補足
月夜の再会、数千年の恋
あの日、世一の拳が宝玉を砕いた瞬間。
世界は消滅したのではなく、神という「支配システム」だけが崩壊したのだ。
神々は肉体と万能の力を失い、ただの「意識」の塊となって、彼らが作った六道輪廻の渦へと放り込まれた。
かつて絶対者であった大神は、その運命を受け入れられなかった。
「なぜ余が!」「神に戻らねば!」
その執着は鎖となり、彼は虫へ、獣へ、あるいは名もなき草へと転生を繰り返した。
強者に食われ、踏まれ、枯れる恐怖。世一が言った「自分で生きる世界」の過酷さと理不尽さ。
終わりのない生存競争の中で、かつての神の精神は悲鳴を上げ、摩耗し、やがて誰であるかも分からぬほどに壊れていった。
一方で、元・天照、今の結は違った。
彼女の魂を繋ぎ止めていたのは、過去の栄光への執着ではなく、たった一つの「約束」だったからだ。
(必ず、会いに行きます――)
彼女もまた、何度も死に、何度も生まれた。
ある時は戦乱の世の村娘として、ある時は道端に咲く花として。
記憶が薄れそうになるたび、あの日の煙草の匂いと、ぶっきらぼうな優しさを思い出し、魂に刻み込んだ。
そして、時は流れ――現代。
コンクリートのジャングル、東京。
ビルの谷間を、一人の男が疲れた足取りで歩いていた。
月神 世一。
どこにでもいる、しがないサラリーマンである。
彼には前世の記憶など欠片もない。かつて世界を壊し、神を殴り飛ばした大悪党の面影は、その名前と、なぜか満月を見ると落ち着くという癖に残るだけだった。
「はー……今日もついて無いな」
仕事でのミス、満員電車の疲労。
世一はネクタイを緩め、ふと夜空を見上げた。
そこには、ビルの明かりにも負けない、煌々とした満月が浮かんでいた。
その光を見た瞬間、胸の奥のざわつきがスッと消えていく。
「……あ~、今日は月が綺麗だ」
独り言のように呟いた、その時。
「こんばんは」
背後から、鈴を転がすような声がした。
世一が振り返ると、そこに彼女がいた。
長い黒髪、白い肌。現代的な服装をしていても隠しきれない、神々しいまでの透明感を持つ女性。

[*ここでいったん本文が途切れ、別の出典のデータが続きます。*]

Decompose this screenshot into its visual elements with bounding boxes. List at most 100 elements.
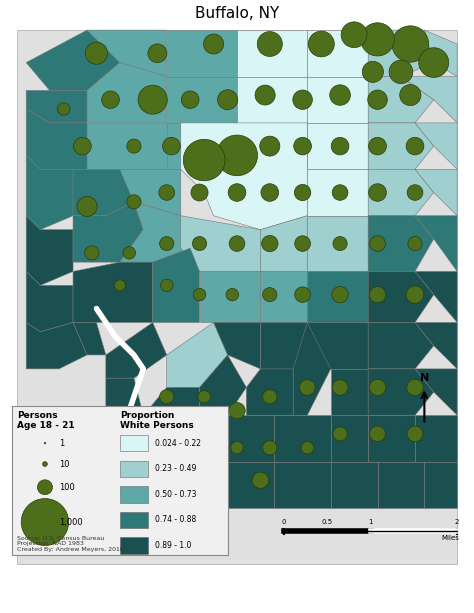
Polygon shape — [17, 30, 457, 564]
Polygon shape — [246, 369, 293, 415]
Text: 1: 1 — [368, 519, 373, 525]
Circle shape — [21, 498, 69, 546]
Circle shape — [127, 139, 141, 153]
Polygon shape — [153, 248, 200, 322]
Circle shape — [332, 286, 348, 303]
Polygon shape — [73, 169, 134, 216]
Text: Persons
Age 18 - 21: Persons Age 18 - 21 — [17, 411, 74, 430]
Text: Proportion
White Persons: Proportion White Persons — [120, 411, 194, 430]
Circle shape — [127, 195, 141, 209]
Circle shape — [369, 184, 386, 201]
Polygon shape — [120, 202, 190, 262]
Polygon shape — [368, 169, 434, 216]
Polygon shape — [167, 30, 237, 77]
Circle shape — [229, 236, 245, 251]
Polygon shape — [181, 123, 307, 230]
Circle shape — [368, 90, 387, 109]
Polygon shape — [87, 123, 167, 169]
Polygon shape — [368, 77, 434, 123]
Circle shape — [85, 246, 99, 260]
Polygon shape — [26, 322, 87, 369]
Polygon shape — [307, 123, 368, 169]
Polygon shape — [228, 415, 274, 462]
Text: 0.74 - 0.88: 0.74 - 0.88 — [155, 515, 196, 524]
Polygon shape — [260, 322, 307, 369]
Circle shape — [101, 91, 119, 109]
Polygon shape — [26, 216, 73, 285]
Circle shape — [198, 390, 210, 403]
Circle shape — [181, 91, 199, 109]
Polygon shape — [331, 369, 368, 415]
Circle shape — [218, 89, 237, 110]
Bar — [120, 486, 148, 503]
Polygon shape — [377, 462, 424, 508]
Polygon shape — [293, 322, 331, 415]
Polygon shape — [424, 462, 457, 508]
Circle shape — [193, 289, 206, 301]
Circle shape — [123, 246, 136, 259]
Polygon shape — [26, 91, 87, 123]
Text: 0.50 - 0.73: 0.50 - 0.73 — [155, 490, 197, 499]
Text: 1,000: 1,000 — [59, 517, 82, 527]
Polygon shape — [307, 77, 368, 123]
Polygon shape — [260, 272, 307, 322]
Polygon shape — [214, 462, 274, 508]
Text: 0: 0 — [282, 519, 286, 525]
Polygon shape — [26, 156, 73, 230]
Circle shape — [408, 237, 422, 251]
Circle shape — [407, 379, 423, 395]
Circle shape — [419, 48, 449, 77]
Circle shape — [57, 103, 70, 115]
Polygon shape — [274, 462, 331, 508]
Circle shape — [330, 85, 350, 105]
Polygon shape — [307, 322, 368, 369]
Polygon shape — [200, 272, 260, 322]
Circle shape — [389, 60, 413, 83]
Circle shape — [406, 286, 424, 303]
Circle shape — [369, 286, 386, 303]
Polygon shape — [274, 415, 331, 462]
Circle shape — [400, 85, 421, 105]
Circle shape — [260, 136, 280, 156]
Text: 1: 1 — [59, 439, 64, 447]
Polygon shape — [415, 169, 457, 216]
Circle shape — [148, 44, 167, 63]
Text: 0.5: 0.5 — [322, 519, 333, 525]
Polygon shape — [415, 123, 457, 169]
Circle shape — [138, 85, 167, 114]
Polygon shape — [106, 378, 143, 415]
Polygon shape — [237, 30, 307, 77]
Polygon shape — [260, 216, 307, 272]
Circle shape — [341, 22, 367, 48]
Polygon shape — [415, 216, 457, 272]
Polygon shape — [368, 415, 415, 462]
Circle shape — [370, 426, 385, 441]
Bar — [120, 512, 148, 528]
Circle shape — [293, 90, 312, 109]
Circle shape — [85, 42, 108, 64]
Circle shape — [333, 427, 347, 441]
Circle shape — [261, 184, 279, 201]
Text: 2: 2 — [455, 519, 459, 525]
Circle shape — [295, 287, 310, 302]
Circle shape — [163, 137, 180, 155]
Text: N: N — [420, 373, 429, 383]
Polygon shape — [307, 216, 368, 272]
Circle shape — [183, 139, 225, 181]
Circle shape — [114, 280, 126, 291]
Circle shape — [333, 237, 347, 251]
Polygon shape — [143, 387, 200, 415]
Polygon shape — [167, 415, 228, 462]
Circle shape — [252, 472, 269, 489]
Polygon shape — [331, 462, 377, 508]
Text: 10: 10 — [59, 460, 70, 468]
Circle shape — [263, 441, 277, 455]
Text: Source: U.S. Census Bureau
Projection: NAD 1983
Created By: Andrew Meyers, 2010: Source: U.S. Census Bureau Projection: N… — [17, 536, 124, 552]
Circle shape — [229, 403, 245, 419]
Polygon shape — [368, 369, 434, 415]
Polygon shape — [415, 272, 457, 322]
Text: Miles: Miles — [442, 535, 459, 541]
Circle shape — [262, 235, 278, 252]
Polygon shape — [26, 109, 87, 169]
Circle shape — [73, 137, 91, 155]
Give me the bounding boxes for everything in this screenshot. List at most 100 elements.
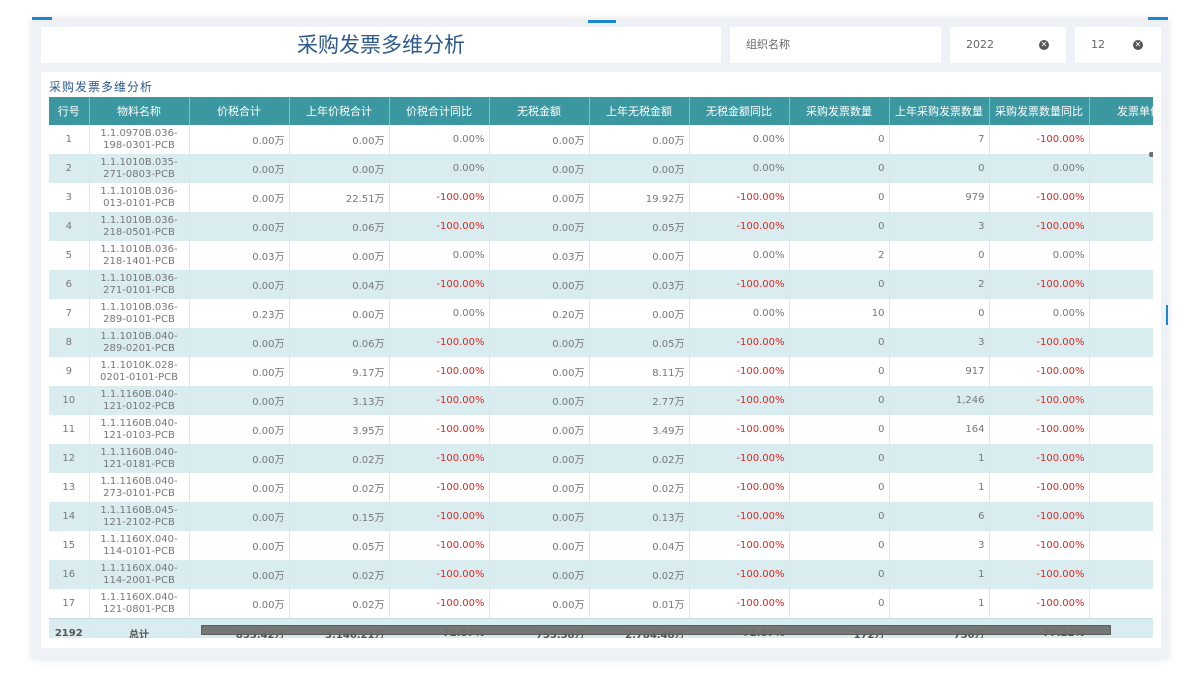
table-cell: 0.06万 [289, 328, 390, 357]
table-cell: 0 [789, 531, 890, 560]
table-cell [1089, 357, 1153, 386]
column-header[interactable]: 物料名称 [89, 97, 190, 125]
row-number-cell: 17 [49, 589, 90, 619]
column-header[interactable]: 上年价税合计 [289, 97, 390, 125]
table-cell: 0.06万 [289, 212, 390, 241]
table-row[interactable]: 14 1.1.1160B.045-121-2102-PCB 0.00万 0.15万 -1… [49, 502, 1153, 531]
table-cell: -100.00% [389, 473, 490, 502]
table-cell: 0 [789, 270, 890, 299]
table-cell: 0.00万 [189, 125, 290, 154]
table-body: 1 1.1.0970B.036-198-0301-PCB 0.00万 0.00万 0.0… [49, 125, 1153, 619]
table-cell: 3.49万 [589, 415, 690, 444]
table-cell: 0 [789, 502, 890, 531]
table-cell: 0 [789, 125, 890, 154]
material-name-cell: 1.1.1160X.040-121-0801-PCB [89, 589, 190, 619]
table-row[interactable]: 17 1.1.1160X.040-121-0801-PCB 0.00万 0.02万 -1… [49, 589, 1153, 619]
table-cell [1089, 270, 1153, 299]
table-cell: 10 [789, 299, 890, 328]
table-cell [1089, 299, 1153, 328]
row-number-cell: 14 [49, 502, 90, 531]
material-name-cell: 1.1.1160B.040-121-0181-PCB [89, 444, 190, 473]
month-filter[interactable]: 12 ✕ [1075, 27, 1161, 63]
table-cell: 3 [889, 212, 990, 241]
row-number-cell: 16 [49, 560, 90, 589]
table-row[interactable]: 4 1.1.1010B.036-218-0501-PCB 0.00万 0.06万 -10… [49, 212, 1153, 241]
table-cell [1089, 212, 1153, 241]
row-number-cell: 3 [49, 183, 90, 212]
table-cell: 0.05万 [589, 212, 690, 241]
column-header[interactable]: 采购发票数量同比 [989, 97, 1090, 125]
table-row[interactable]: 11 1.1.1160B.040-121-0103-PCB 0.00万 3.95万 -1… [49, 415, 1153, 444]
row-number-cell: 7 [49, 299, 90, 328]
table-cell: 1 [889, 473, 990, 502]
table-cell: 0.00% [389, 299, 490, 328]
horizontal-scrollbar[interactable] [201, 625, 1111, 635]
vertical-scrollbar[interactable] [1149, 152, 1153, 157]
table-row[interactable]: 10 1.1.1160B.040-121-0102-PCB 0.00万 3.13万 -1… [49, 386, 1153, 415]
row-number-cell: 11 [49, 415, 90, 444]
table-row[interactable]: 16 1.1.1160X.040-114-2001-PCB 0.00万 0.02万 -1… [49, 560, 1153, 589]
table-cell: 22.51万 [289, 183, 390, 212]
table-cell: 0 [789, 154, 890, 183]
table-row[interactable]: 5 1.1.1010B.036-218-1401-PCB 0.03万 0.00万 0.0… [49, 241, 1153, 270]
table-row[interactable]: 13 1.1.1160B.040-273-0101-PCB 0.00万 0.02万 -1… [49, 473, 1153, 502]
table-cell: 0.00万 [189, 589, 290, 619]
column-header[interactable]: 行号 [49, 97, 90, 125]
table-cell: 0.00万 [189, 473, 290, 502]
table-cell: 0.03万 [589, 270, 690, 299]
column-header[interactable]: 价税合计 [189, 97, 290, 125]
row-number-cell: 12 [49, 444, 90, 473]
table-row[interactable]: 3 1.1.1010B.036-013-0101-PCB 0.00万 22.51万 -1… [49, 183, 1153, 212]
table-cell [1089, 473, 1153, 502]
row-number-cell: 10 [49, 386, 90, 415]
table-cell: -100.00% [389, 444, 490, 473]
table-cell: 0.00万 [489, 125, 590, 154]
table-cell: 0.00万 [489, 328, 590, 357]
column-header[interactable]: 采购发票数量 [789, 97, 890, 125]
table-cell: 0.00万 [489, 212, 590, 241]
table-cell [1089, 589, 1153, 619]
clear-year-icon[interactable]: ✕ [1039, 40, 1049, 50]
table-cell: 0.00万 [289, 154, 390, 183]
table-row[interactable]: 9 1.1.1010K.028-0201-0101-PCB 0.00万 9.17万 -1… [49, 357, 1153, 386]
table-row[interactable]: 12 1.1.1160B.040-121-0181-PCB 0.00万 0.02万 -1… [49, 444, 1153, 473]
column-header[interactable]: 发票单价 [1089, 97, 1153, 125]
table-row[interactable]: 6 1.1.1010B.036-271-0101-PCB 0.00万 0.04万 -10… [49, 270, 1153, 299]
column-header[interactable]: 无税金额同比 [689, 97, 790, 125]
table-row[interactable]: 15 1.1.1160X.040-114-0101-PCB 0.00万 0.05万 -1… [49, 531, 1153, 560]
table-cell: 0.00万 [289, 125, 390, 154]
table-cell: 1 [889, 589, 990, 619]
table-cell: -100.00% [689, 357, 790, 386]
clear-month-icon[interactable]: ✕ [1133, 40, 1143, 50]
row-number-cell: 2192 [49, 618, 90, 638]
column-header[interactable]: 价税合计同比 [389, 97, 490, 125]
column-header[interactable]: 上年无税金额 [589, 97, 690, 125]
table-cell: 0.02万 [289, 473, 390, 502]
table-cell: -100.00% [989, 125, 1090, 154]
year-filter[interactable]: 2022 ✕ [950, 27, 1066, 63]
table-cell: 0.00万 [489, 154, 590, 183]
org-filter[interactable]: 组织名称 [730, 27, 941, 63]
table-cell: 0.00万 [189, 415, 290, 444]
table-cell: 8.11万 [589, 357, 690, 386]
table-cell: 0.00% [989, 241, 1090, 270]
table-cell: -100.00% [389, 357, 490, 386]
column-header[interactable]: 无税金额 [489, 97, 590, 125]
table-viewport[interactable]: 行号 物料名称 价税合计 上年价税合计 价税合计同比 无税金额 上年无税金额 无税金额同比 采购… [49, 97, 1153, 638]
table-row[interactable]: 2 1.1.1010B.035-271-0803-PCB 0.00万 0.00万 0.0… [49, 154, 1153, 183]
table-cell: 0.00% [989, 154, 1090, 183]
table-row[interactable]: 7 1.1.1010B.036-289-0101-PCB 0.23万 0.00万 0.0… [49, 299, 1153, 328]
table-cell: 0.00万 [189, 154, 290, 183]
table-row[interactable]: 8 1.1.1010B.040-289-0201-PCB 0.00万 0.06万 -10… [49, 328, 1153, 357]
table-cell: 0.00% [989, 299, 1090, 328]
column-header[interactable]: 上年采购发票数量 [889, 97, 990, 125]
table-cell: -100.00% [389, 270, 490, 299]
table-row[interactable]: 1 1.1.0970B.036-198-0301-PCB 0.00万 0.00万 0.0… [49, 125, 1153, 154]
table-cell: 6 [889, 502, 990, 531]
material-name-cell: 1.1.1160B.040-121-0103-PCB [89, 415, 190, 444]
table-cell: 19.92万 [589, 183, 690, 212]
table-cell [1089, 560, 1153, 589]
table-cell: 0.00% [389, 125, 490, 154]
table-cell: -100.00% [989, 560, 1090, 589]
table-cell [1089, 531, 1153, 560]
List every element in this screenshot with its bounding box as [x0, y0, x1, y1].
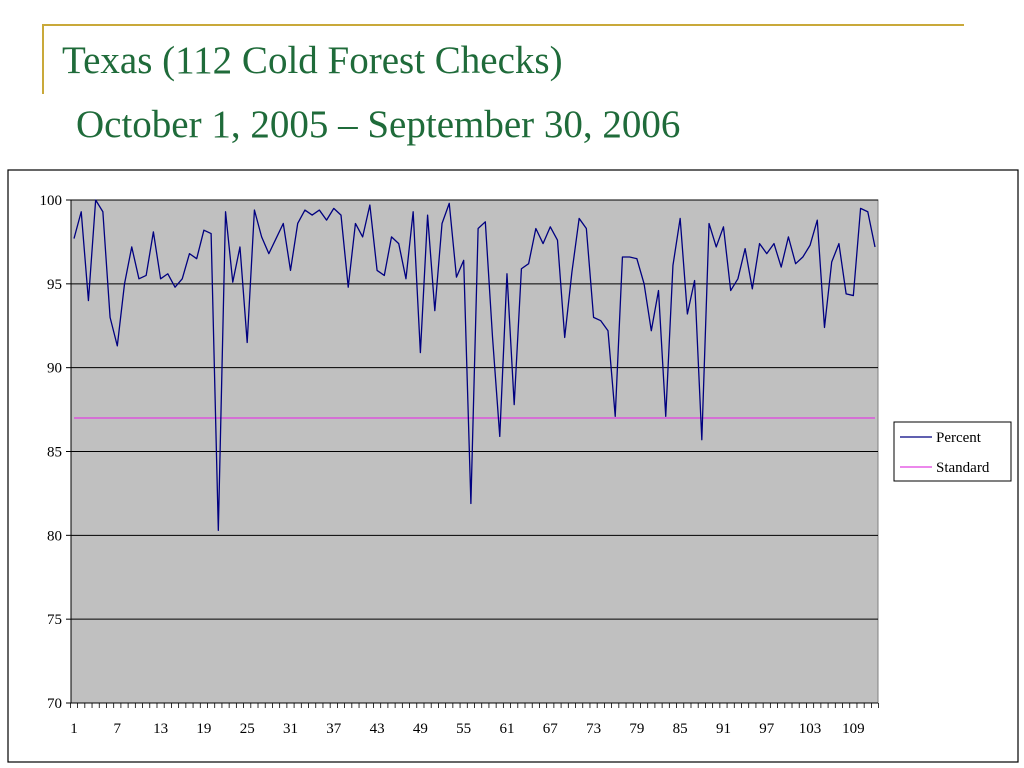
x-tick: 25 — [240, 721, 255, 737]
x-tick-label: 37 — [326, 721, 342, 737]
slide-subtitle: October 1, 2005 – September 30, 2006 — [76, 103, 681, 146]
x-tick-label: 91 — [716, 721, 731, 737]
x-tick-label: 109 — [842, 721, 865, 737]
series-line-percent — [73, 199, 876, 531]
x-tick: 73 — [586, 721, 601, 737]
x-tick-label: 49 — [413, 721, 428, 737]
x-tick-label: 97 — [759, 721, 775, 737]
x-tick: 91 — [716, 721, 731, 737]
top-accent-line — [42, 24, 964, 26]
y-tick: 70 — [47, 696, 62, 712]
y-tick: 95 — [47, 277, 62, 293]
y-tick-label: 80 — [47, 528, 62, 544]
x-tick: 7 — [114, 721, 122, 737]
x-tick-label: 13 — [153, 721, 168, 737]
slide-title: Texas (112 Cold Forest Checks) — [62, 39, 563, 82]
x-tick-label: 85 — [673, 721, 688, 737]
legend-label-percent: Percent — [936, 430, 982, 446]
y-tick-label: 70 — [47, 696, 62, 712]
x-tick: 67 — [543, 721, 559, 737]
x-tick: 79 — [629, 721, 644, 737]
y-tick: 75 — [47, 612, 62, 628]
y-tick: 90 — [47, 361, 62, 377]
x-tick-label: 31 — [283, 721, 298, 737]
x-tick-label: 1 — [70, 721, 78, 737]
x-tick-label: 103 — [799, 721, 822, 737]
x-tick: 85 — [673, 721, 688, 737]
x-tick-label: 67 — [543, 721, 559, 737]
x-tick-label: 25 — [240, 721, 255, 737]
x-tick: 19 — [196, 721, 211, 737]
legend-box — [893, 421, 1012, 482]
y-tick: 85 — [47, 445, 62, 461]
x-tick: 97 — [759, 721, 775, 737]
legend-label-standard: Standard — [936, 460, 990, 476]
y-tick-label: 100 — [40, 193, 63, 209]
x-tick: 13 — [153, 721, 168, 737]
y-tick: 80 — [47, 528, 62, 544]
y-tick: 100 — [40, 193, 63, 209]
x-tick: 37 — [326, 721, 342, 737]
x-tick-label: 79 — [629, 721, 644, 737]
x-tick-label: 73 — [586, 721, 601, 737]
x-tick-label: 61 — [499, 721, 514, 737]
x-tick: 55 — [456, 721, 471, 737]
x-tick: 43 — [370, 721, 385, 737]
series-layer — [73, 199, 876, 531]
y-tick-label: 95 — [47, 277, 62, 293]
x-tick-label: 19 — [196, 721, 211, 737]
x-tick-label: 55 — [456, 721, 471, 737]
x-tick: 103 — [799, 721, 822, 737]
x-tick-label: 7 — [114, 721, 122, 737]
x-tick: 1 — [70, 721, 78, 737]
x-tick: 49 — [413, 721, 428, 737]
axes: 70 75 80 85 90 95 100 1 7 13 19 25 31 37 43 49 55 61 67 73 7… — [40, 193, 880, 737]
y-tick-label: 90 — [47, 361, 62, 377]
legend: Percent Standard — [893, 421, 1012, 482]
y-tick-label: 85 — [47, 445, 62, 461]
x-tick-label: 43 — [370, 721, 385, 737]
x-tick: 109 — [842, 721, 865, 737]
x-tick: 61 — [499, 721, 514, 737]
left-accent-line — [42, 24, 44, 94]
y-tick-label: 75 — [47, 612, 62, 628]
x-tick: 31 — [283, 721, 298, 737]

彼女は、震える手を隠すように後ろで組み、泣き出しそうなのを必死に堪えて、満面の笑みを浮かべていた。
何千年、何万回もの輪廻を超えて。
ようやく、ようやく見つけた。
記憶を失っても、魂の形は変わらない。目の前にいるのは、紛れもなくあの日の彼だった。
世一は、初対面のはずの彼女から目が離せなかった。
心臓が、早鐘を打っている。
「は、はい……こんばんは」
世一の返事を聞いて、彼女――結は、一歩踏み出した。
もう「神と罪人」ではない。
同じ人間として、同じ月を見上げる存在として。
彼女は夜空を見上げ、万感の愛を込めて、古くからの愛の言葉を告げた。
「月が、綺麗ですね」
世一は瞬きをした後、自分でも驚くほど自然に、優しく微笑んだ。
「……ああ、本当に」
神のいない世界で、二人の物語がここからまた、動き出した。